Носилки с атаманом Мнишековы гайдуки с бережением поставили на телегу и отступили в сторону. Сотни глаз в молчании обратились к атаману. Молчал и атаман. Так продолжалось долго. И минуту, и две, и три… Лицо атамана было неподвижно, но, однако, чувствовалось, что он не уснул, не забылся в боли от раны, а видит окружавших его людей и внимательно прислушивается к ним. О том говорили глаза, тяжело устремленные на толпу из-под полуопущенных век. Какие думы рождались в его изуродованной ударом бердыша голове, никому не было ведомо. Но многие в толпе, глядя на своего атамана, вспомнили, как ходили под его водительством в степь, слышали свист сабель, видели огонь и дым пожарищ, товарищей, которых уже не было на белом свете. Смерть, вид умирающего человека и самые грубые души заставляют содрогнуться и, оглядываясь вокруг, спросить в тоске: «А что же я, кто я и что там для меня впереди уготовано?»

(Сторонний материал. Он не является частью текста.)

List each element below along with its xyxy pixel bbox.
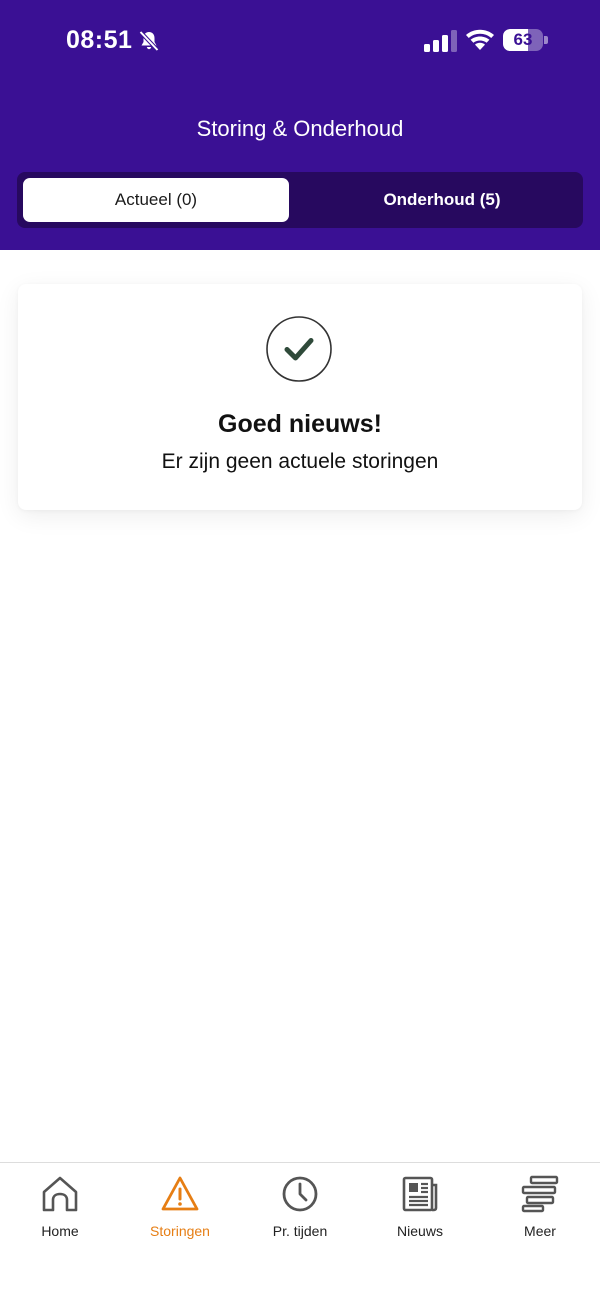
home-icon	[42, 1176, 78, 1212]
wifi-icon	[466, 29, 494, 50]
nav-label-nieuws: Nieuws	[397, 1223, 443, 1239]
battery-body: 63	[503, 29, 543, 51]
status-card: Goed nieuws! Er zijn geen actuele storin…	[18, 284, 582, 510]
nav-item-meer[interactable]: Meer	[480, 1163, 600, 1263]
nav-item-storingen[interactable]: Storingen	[120, 1163, 240, 1263]
card-title: Goed nieuws!	[218, 410, 382, 438]
battery-icon: 63	[503, 29, 549, 51]
segmented-control: Actueel (0) Onderhoud (5)	[17, 172, 583, 228]
tab-actueel[interactable]: Actueel (0)	[23, 178, 289, 222]
signal-icon	[424, 30, 457, 52]
nav-item-pr-tijden[interactable]: Pr. tijden	[240, 1163, 360, 1263]
bell-slash-icon	[139, 30, 159, 52]
nav-label-storingen: Storingen	[150, 1223, 210, 1239]
battery-cap	[544, 36, 548, 44]
nav-item-nieuws[interactable]: Nieuws	[360, 1163, 480, 1263]
status-bar: 08:51 63	[0, 0, 600, 82]
page-title: Storing & Onderhoud	[196, 116, 404, 141]
status-time: 08:51	[66, 26, 133, 54]
nav-item-home[interactable]: Home	[0, 1163, 120, 1263]
tab-onderhoud[interactable]: Onderhoud (5)	[307, 178, 577, 222]
warning-icon	[161, 1176, 199, 1211]
battery-percentage: 63	[513, 30, 533, 49]
clock-icon	[282, 1176, 318, 1212]
bottom-navigation: Home Storingen Pr. tijden Nieuws Meer	[0, 1162, 600, 1300]
check-circle-icon	[266, 316, 332, 382]
nav-label-pr-tijden: Pr. tijden	[272, 1223, 328, 1239]
card-message: Er zijn geen actuele storingen	[161, 450, 439, 473]
nav-label-meer: Meer	[524, 1223, 556, 1239]
nav-label-home: Home	[41, 1223, 79, 1239]
header: 08:51 63 Storing & Onderhoud Actueel (0)…	[0, 0, 600, 250]
app-screen: 08:51 63 Storing & Onderhoud Actueel (0)…	[0, 0, 600, 1300]
newspaper-icon	[402, 1176, 438, 1212]
menu-stack-icon	[521, 1175, 559, 1213]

Казачья жизнь была коротка. Редкий казак доживал до седой чуприны. Сегодня пляшет хлопец в обступившем его кругу таких же, как он, молодых и здоровых, летят над головой вскинутые руки, блестят глаза, и счастливо цветет на лице белозубая улыбка, а завтра падет он под сабельным ударом, и хорошо, ежели остановится после сечи казачья вольница и плясуна того, по христианскому обычаю, опустят в землю, помолившись, поставят в голову ему крест. Чаще бывало, уходя от преследования, бросали казаки погибших, и лежали те вдоль дорог, в буераках, под холмами, всеми забытые, непогребенные, пока не растаскивали их звери или птицы. Было, было о чем подумать казакам, стоящим вокруг атамана…

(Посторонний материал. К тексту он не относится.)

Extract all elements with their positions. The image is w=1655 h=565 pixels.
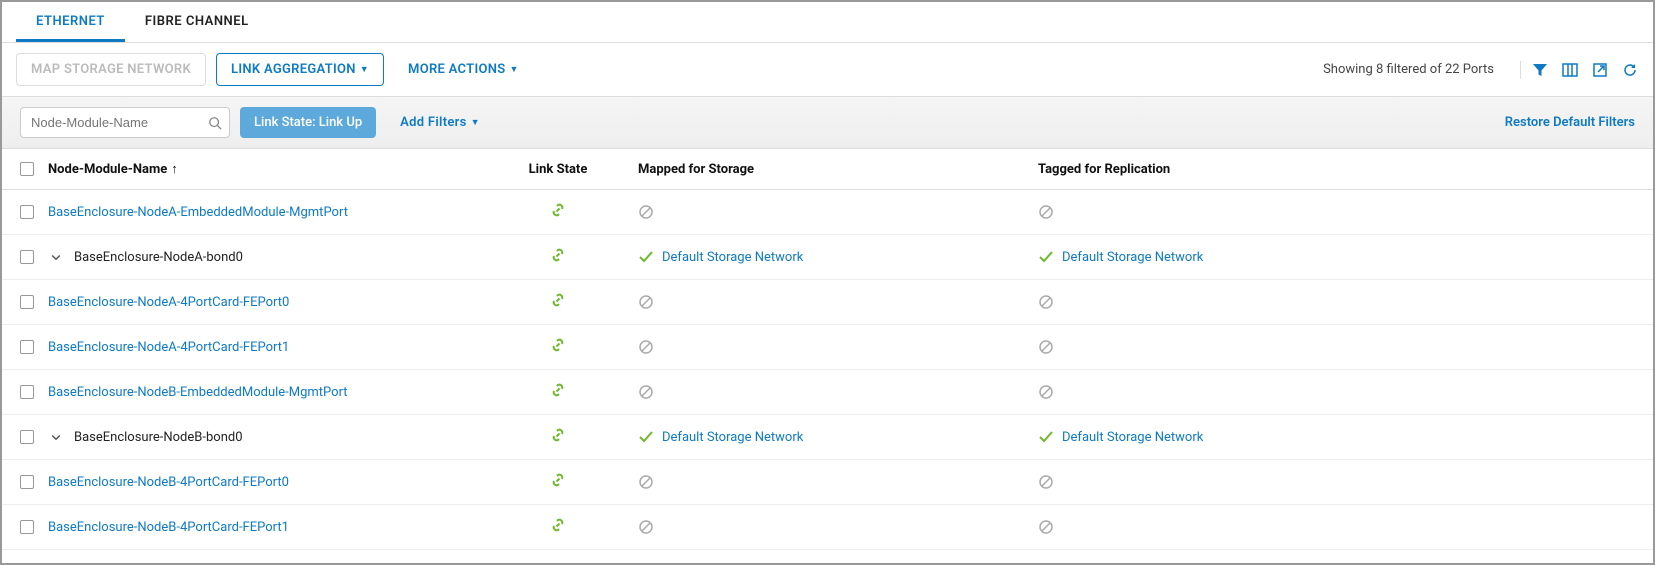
row-checkbox[interactable]	[20, 250, 34, 264]
link-up-icon	[550, 472, 566, 488]
none-icon	[1038, 204, 1054, 220]
tab-bar: ETHERNET FIBRE CHANNEL	[2, 2, 1653, 43]
table-header: Node-Module-Name ↑ Link State Mapped for…	[2, 149, 1653, 190]
link-up-icon	[550, 427, 566, 443]
add-filters-label: Add Filters	[400, 115, 466, 130]
caret-down-icon: ▼	[360, 64, 369, 75]
table-row: BaseEnclosure-NodeA-4PortCard-FEPort1	[2, 325, 1653, 370]
add-filters-button[interactable]: Add Filters ▼	[386, 107, 494, 138]
check-icon	[1038, 249, 1054, 265]
check-icon	[638, 429, 654, 445]
toolbar: MAP STORAGE NETWORK LINK AGGREGATION ▼ M…	[2, 43, 1653, 96]
row-checkbox[interactable]	[20, 295, 34, 309]
table-row: BaseEnclosure-NodeB-4PortCard-FEPort1	[2, 505, 1653, 550]
sort-asc-icon: ↑	[171, 161, 178, 177]
row-checkbox[interactable]	[20, 430, 34, 444]
storage-network-link[interactable]: Default Storage Network	[662, 250, 803, 265]
filter-icon[interactable]	[1531, 61, 1549, 79]
port-name: BaseEnclosure-NodeA-bond0	[74, 250, 243, 265]
none-icon	[638, 384, 654, 400]
chevron-down-icon[interactable]	[48, 431, 64, 443]
port-name[interactable]: BaseEnclosure-NodeA-4PortCard-FEPort0	[48, 295, 289, 310]
table-row: BaseEnclosure-NodeA-bond0 Default Storage…	[2, 235, 1653, 280]
none-icon	[638, 339, 654, 355]
header-name[interactable]: Node-Module-Name ↑	[48, 161, 488, 177]
search-input[interactable]	[20, 107, 230, 138]
row-checkbox[interactable]	[20, 385, 34, 399]
table-row: BaseEnclosure-NodeA-4PortCard-FEPort0	[2, 280, 1653, 325]
check-icon	[638, 249, 654, 265]
filter-bar: Link State: Link Up Add Filters ▼ Restor…	[2, 96, 1653, 149]
storage-network-link[interactable]: Default Storage Network	[662, 430, 803, 445]
header-link-state[interactable]: Link State	[488, 162, 628, 177]
tab-ethernet[interactable]: ETHERNET	[16, 2, 125, 42]
storage-network-link[interactable]: Default Storage Network	[1062, 430, 1203, 445]
row-checkbox[interactable]	[20, 520, 34, 534]
none-icon	[1038, 339, 1054, 355]
filter-chip-link-state[interactable]: Link State: Link Up	[240, 107, 376, 138]
port-name[interactable]: BaseEnclosure-NodeB-EmbeddedModule-MgmtP…	[48, 385, 348, 400]
check-icon	[1038, 429, 1054, 445]
link-aggregation-label: LINK AGGREGATION	[231, 62, 356, 77]
row-checkbox[interactable]	[20, 475, 34, 489]
none-icon	[1038, 294, 1054, 310]
port-name[interactable]: BaseEnclosure-NodeA-4PortCard-FEPort1	[48, 340, 289, 355]
none-icon	[1038, 384, 1054, 400]
row-checkbox[interactable]	[20, 205, 34, 219]
ports-panel: ETHERNET FIBRE CHANNEL MAP STORAGE NETWO…	[0, 0, 1655, 565]
table-row: BaseEnclosure-NodeB-bond0 Default Storage…	[2, 415, 1653, 460]
header-name-label: Node-Module-Name	[48, 162, 167, 177]
link-up-icon	[550, 247, 566, 263]
more-actions-button[interactable]: MORE ACTIONS ▼	[394, 54, 533, 85]
more-actions-label: MORE ACTIONS	[408, 62, 505, 77]
select-all-checkbox[interactable]	[20, 162, 34, 176]
search-wrap	[20, 107, 230, 138]
caret-down-icon: ▼	[471, 117, 480, 128]
none-icon	[638, 474, 654, 490]
link-up-icon	[550, 382, 566, 398]
link-up-icon	[550, 202, 566, 218]
columns-icon[interactable]	[1561, 61, 1579, 79]
link-up-icon	[550, 337, 566, 353]
port-name[interactable]: BaseEnclosure-NodeB-4PortCard-FEPort0	[48, 475, 289, 490]
map-storage-network-button: MAP STORAGE NETWORK	[16, 53, 206, 86]
header-tagged[interactable]: Tagged for Replication	[1028, 162, 1635, 177]
refresh-icon[interactable]	[1621, 61, 1639, 79]
header-mapped[interactable]: Mapped for Storage	[628, 162, 1028, 177]
search-icon	[208, 116, 222, 130]
none-icon	[1038, 474, 1054, 490]
showing-count: Showing 8 filtered of 22 Ports	[1323, 62, 1494, 77]
icon-bar	[1520, 61, 1639, 79]
port-name[interactable]: BaseEnclosure-NodeA-EmbeddedModule-MgmtP…	[48, 205, 348, 220]
tab-fibre-channel[interactable]: FIBRE CHANNEL	[125, 2, 269, 42]
storage-network-link[interactable]: Default Storage Network	[1062, 250, 1203, 265]
table-body: BaseEnclosure-NodeA-EmbeddedModule-MgmtP…	[2, 190, 1653, 550]
link-up-icon	[550, 517, 566, 533]
row-checkbox[interactable]	[20, 340, 34, 354]
link-aggregation-button[interactable]: LINK AGGREGATION ▼	[216, 53, 384, 86]
chevron-down-icon[interactable]	[48, 251, 64, 263]
table-row: BaseEnclosure-NodeA-EmbeddedModule-MgmtP…	[2, 190, 1653, 235]
port-name[interactable]: BaseEnclosure-NodeB-4PortCard-FEPort1	[48, 520, 289, 535]
caret-down-icon: ▼	[510, 64, 519, 75]
port-name: BaseEnclosure-NodeB-bond0	[74, 430, 243, 445]
none-icon	[638, 204, 654, 220]
none-icon	[1038, 519, 1054, 535]
table-row: BaseEnclosure-NodeB-4PortCard-FEPort0	[2, 460, 1653, 505]
link-up-icon	[550, 292, 566, 308]
none-icon	[638, 294, 654, 310]
restore-default-filters[interactable]: Restore Default Filters	[1505, 115, 1635, 130]
export-icon[interactable]	[1591, 61, 1609, 79]
none-icon	[638, 519, 654, 535]
table-row: BaseEnclosure-NodeB-EmbeddedModule-MgmtP…	[2, 370, 1653, 415]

Срываясь неловкой ногой с колеса, полез на телегу пан Мнишек. Утвердился, взобравшись, и неожиданно громко — а, скорее, выделила и подчеркнула силу голоса тишина, стоявшая над толпой, — закричал:

— Панове казаки! Как же оставить вам неотмщенным изрубленного атамана?

Пан взмахнул рукой в сторону крепости.

— Там враги ваши! Это они срубили достохвального рыцаря…

Казаки стояли, опустив головы. Лица были хмуры. И только одно лицо не хмурилось в толпе. Лицо тихого иезуита-монашка. Напротив, он с живым интересом поглядывал на витийствовавшего на телеге пана Мнишека и, чувствовалось, не без удовлетворения воспринимал его слова. «Однако, — думал монах, — этот разряженный пан не так уж и плох. Видимо, ошибался я, принимая его за безвольную куклу. Ах, сколько честолюбия в нем, сколько жажды успеха, коли полез он на эту телегу».

— Рыцари! — кричал пан Мнишек. — Честь ваша, ваша слава…

Монашек улыбнулся. «Прав, — подумал, — святой Игнатий, учитель ордена, сказав, что мерзостен человек и слова его ложны. О каком рыцарстве вопиет этот пан, о какой чести?» Он-то знал, что привело пана Мнишека в российские пределы, как знал и прошлую его жизнь и представлял себе его будущее, ежели пану удастся осуществить задуманное. Для монашка не было в том тайны.

Монашек переплел пальцы и до боли сжал их.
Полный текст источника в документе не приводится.